Quote
I did all the activities with half of him. His mind were somewehere else.
It is not unusual for a child to have some interests in common with one parent, and a different relationship with the other parent. Both relationships can be positive.

Quote
I goggle 'double sided universe; and other things my son said. there were not any information. He made up these words to explain his ideas and because of that he doesnt want me to take a note.
Some may say he needs to find the vocabulary to explain his ideas. Your son conducting some research online (as others have mentioned) may be helpful. You and your husband may wish to make a plan together regarding computer access for your son.

Quote
I freaked out again.
You may find solace and affirmation in reading books such as A Parent's Guide to Gifted Children and others from Great Potential Press, and free spirit publishing, Prufrock Press.

Quote
The school was trying to figure out him.
A large discrepancy in scores may indicate a learning disability.
- In some circumstances, GAI may be calculated.
- A gifted child with a learning disability may be called twice exceptional (2e).
- If this may apply to your child you may benefit by becoming familiar with wrightslaw and the book From Emotions to Advocacy.

Quote
we will have a meeting this monday.
Will your husband attend this meeting with you?
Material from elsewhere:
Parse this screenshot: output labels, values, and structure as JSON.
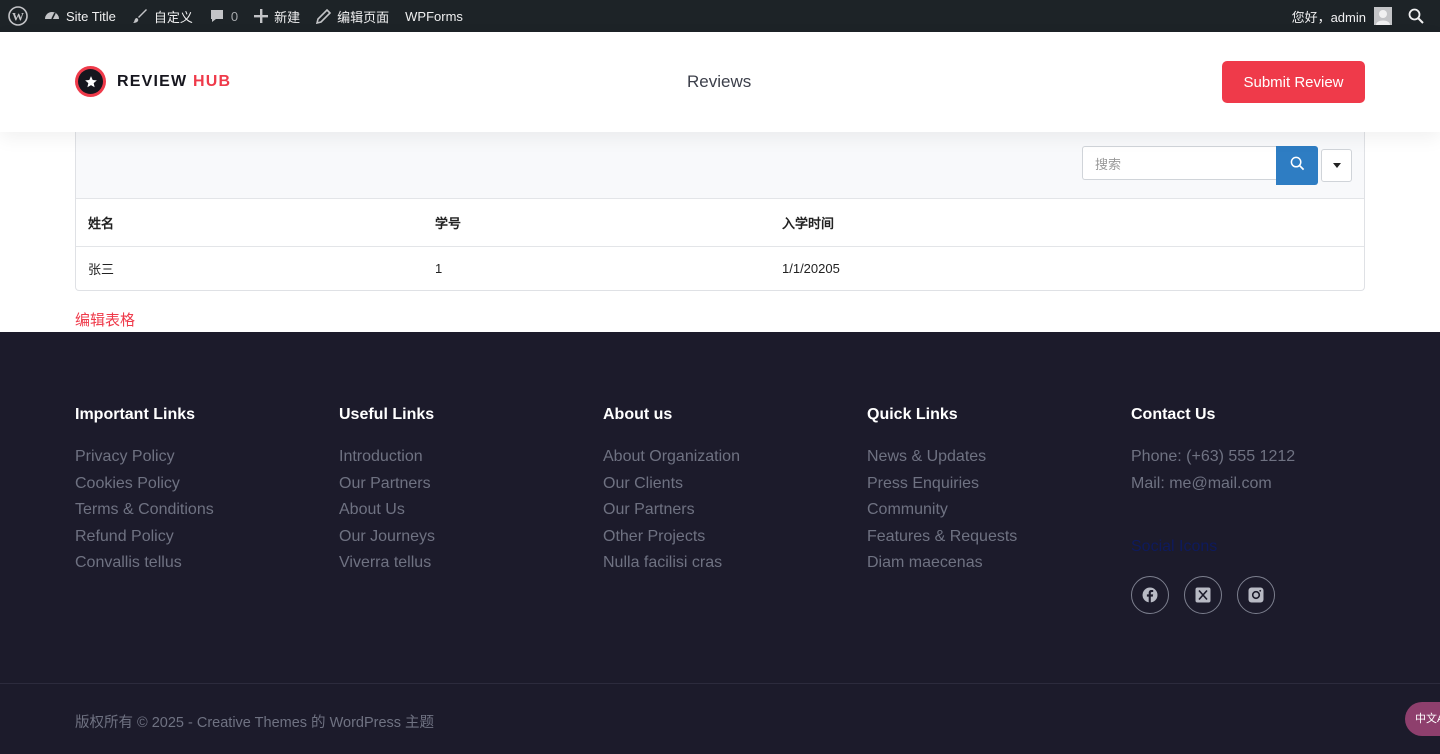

Tips for meeting prep have been posted on other threads but in case it is helpful, here is a brief summary:

- Research state laws and the school or district policies and practices. This information is often found online. You may wish to print and put this in an advocacy ring binder to refer to over the years as the laws and policies/practices may change over time.
- Have any test results and other pertinent facts available to share (milestones, reading lists, other accomplishments/achievements)
- It is good to have them speak first. If asked to speak first, you may simply wish to thank everyone for attending and summarize that you are all here to share information and ideas about how to best meet your child's educational needs... and that you would like to hear from them.
- Agenda
- Know who is in the meeting, and their role(s)
- Stay calm
- Know what you are asking for
- TAKE NOTES including Who-What-Where-When-Why-How of support services and/or differentiation, so you can summarize in an e-mail afterward [Some families announce they plan to record the meeting and then do so, rather than taking notes.]
- Use active listening (rephrase what has been said, and put it in a question form) to clarify understanding
- Be open to receiving the school's data/observations.
- Listen to any proposals they may make, ask appropriate probing questions, such as how a proposal may work, how the proposal may help your child, the schedule/frequency of service delivery, etc
- Do not be forced to make a decision if you need time
- Summarize next steps & time frames, and/or need for a follow-up meeting
- Thank everyone for their time & interest
- After the meeting, write a summary (points of agreement, etc) and share it, possibly by e-mail

Some resources which many families find helpful:
1- Advocacy - Working with your child's school http://www.davidsongifted.org/db/Articles_id_10558.aspx
2- Guidebook - Advocating for Exceptionally Gifted Young People, plus lists of other resources http://www.davidsongifted.org/db/browse_resources_165.aspx

Quote
I am not even sure i am qualified to write here my concern or not?
Everyone is welcome here. Be sure your husband is up to date so he can be supportive with family dynamics, parenting, and advocacy.